时间:2017-08-24 09:53:06

标签: python python-3.x binary

我正在尝试使用Python 3找到一个大型二进制集中最长的连续数字集的起点和终点。目前我找到了最长的连续数字1和0,现在我必须找到其中每个数字的起点和终点是。到目前为止,我的代码是:

对于1:

def getMaxSegmentLength(readable):
    current_length = 0
    max_length = 0


    for x in readable:
        if x == '1':
            current_length += 1
        else:
            max_length = max(max_length, current_length)
            current_length = 0

        return max(max_length, current_length)


def main():
    with open('C:/01.txt', 'r') as inputf:
        s = inputf.read()
        n = getMaxSegmentLength(s)
    print("The longest streak of 1's = " + str(n))

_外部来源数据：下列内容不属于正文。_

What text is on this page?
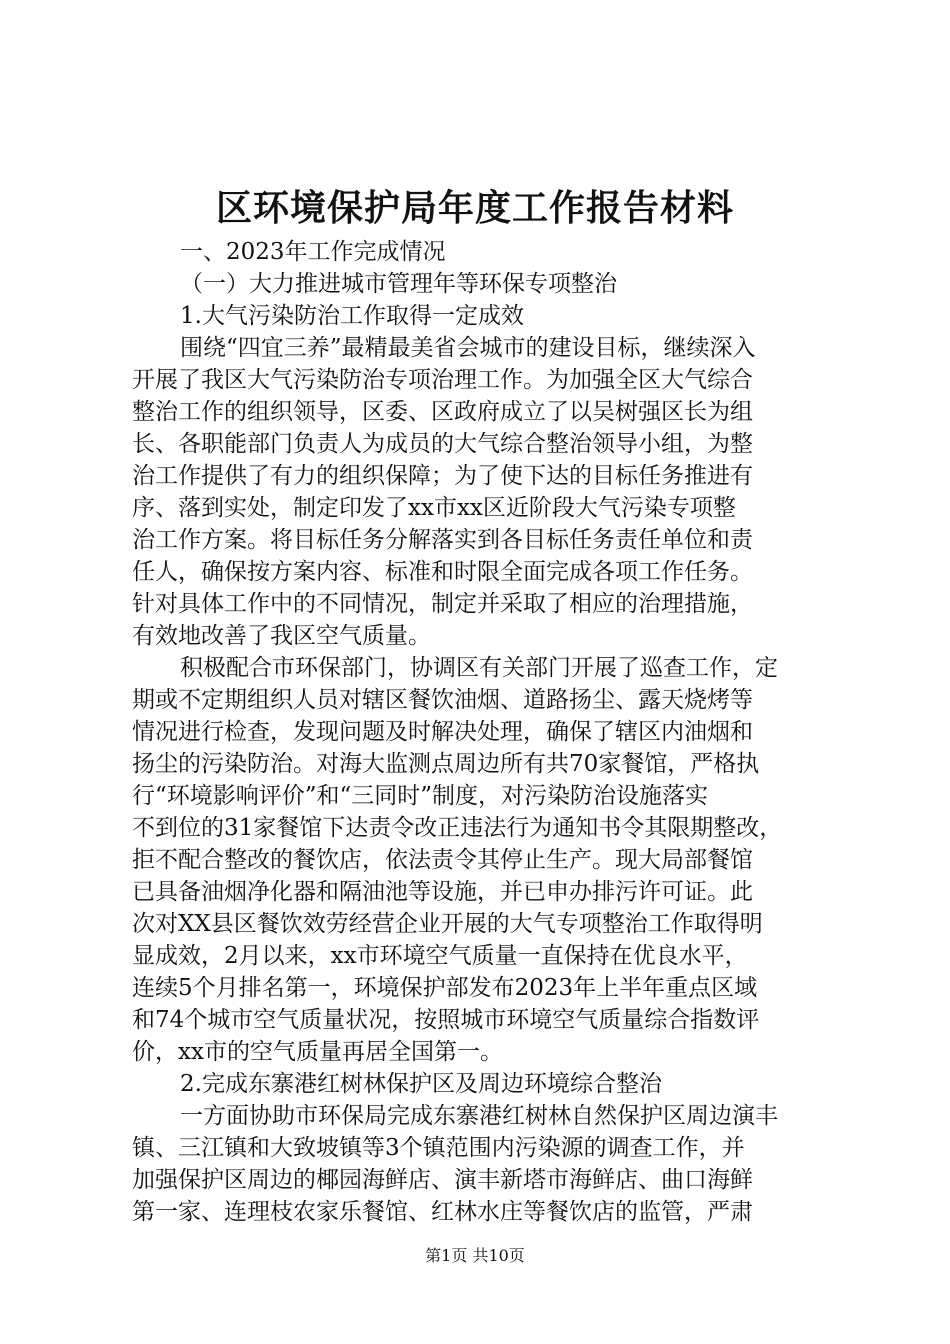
区环境保护局年度工作报告材料
一、2023年工作完成情况
（一）大力推进城市管理年等环保专项整治
1.大气污染防治工作取得一定成效
围绕“四宜三养”最精最美省会城市的建设目标，继续深入
开展了我区大气污染防治专项治理工作。为加强全区大气综合
整治工作的组织领导，区委、区政府成立了以吴树强区长为组
长、各职能部门负责人为成员的大气综合整治领导小组，为整
治工作提供了有力的组织保障；为了使下达的目标任务推进有
序、落到实处，制定印发了xx市xx区近阶段大气污染专项整
治工作方案。将目标任务分解落实到各目标任务责任单位和责
任人，确保按方案内容、标准和时限全面完成各项工作任务。
针对具体工作中的不同情况，制定并采取了相应的治理措施，
有效地改善了我区空气质量。
积极配合市环保部门，协调区有关部门开展了巡查工作，定
期或不定期组织人员对辖区餐饮油烟、道路扬尘、露天烧烤等
情况进行检查，发现问题及时解决处理，确保了辖区内油烟和
扬尘的污染防治。对海大监测点周边所有共70家餐馆，严格执
行“环境影响评价”和“三同时”制度，对污染防治设施落实
不到位的31家餐馆下达责令改正违法行为通知书令其限期整改，
拒不配合整改的餐饮店，依法责令其停止生产。现大局部餐馆
已具备油烟净化器和隔油池等设施，并已申办排污许可证。此
次对XX县区餐饮效劳经营企业开展的大气专项整治工作取得明
显成效，2月以来，xx市环境空气质量一直保持在优良水平，
连续5个月排名第一，环境保护部发布2023年上半年重点区域
和74个城市空气质量状况，按照城市环境空气质量综合指数评
价，xx市的空气质量再居全国第一。
2.完成东寨港红树林保护区及周边环境综合整治
一方面协助市环保局完成东寨港红树林自然保护区周边演丰
镇、三江镇和大致坡镇等3个镇范围内污染源的调查工作，并
加强保护区周边的椰园海鲜店、演丰新塔市海鲜店、曲口海鲜
第一家、连理枝农家乐餐馆、红林水庄等餐饮店的监管，严肃
第1页 共10页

if __name__ == '__main__':
    main()

对于0:

def getMaxSegmentLength(readable):
    current_length = 0
    max_length = 0


    for x in readable:
        if x == '0':
            current_length += 1
        else:
            max_length = max(max_length, current_length)
            current_length = 0

        return max(max_length, current_length)


def main():
    with open('C:/01.txt', 'r') as inputf:
        s = inputf.read()
        m = getMaxSegmentLength(s)
    print("The longest streak of 0's = " + str(m))


if __name__ == '__main__':
    main()

此代码查找包含在单独文件中的非常大的二进制集中最长的连续数字集。我也知道总共有多少0和1,我还没有开始下一步找到起点和终点。任何帮助都非常感谢,因为我是Python 3的新手。

2 个答案:

答案 0 :(得分:0)

简单,跟踪1开始的​​条纹和变量(max_streak)以保持最大条纹的起点。每当发现更大的条纹时,请更新max_streak。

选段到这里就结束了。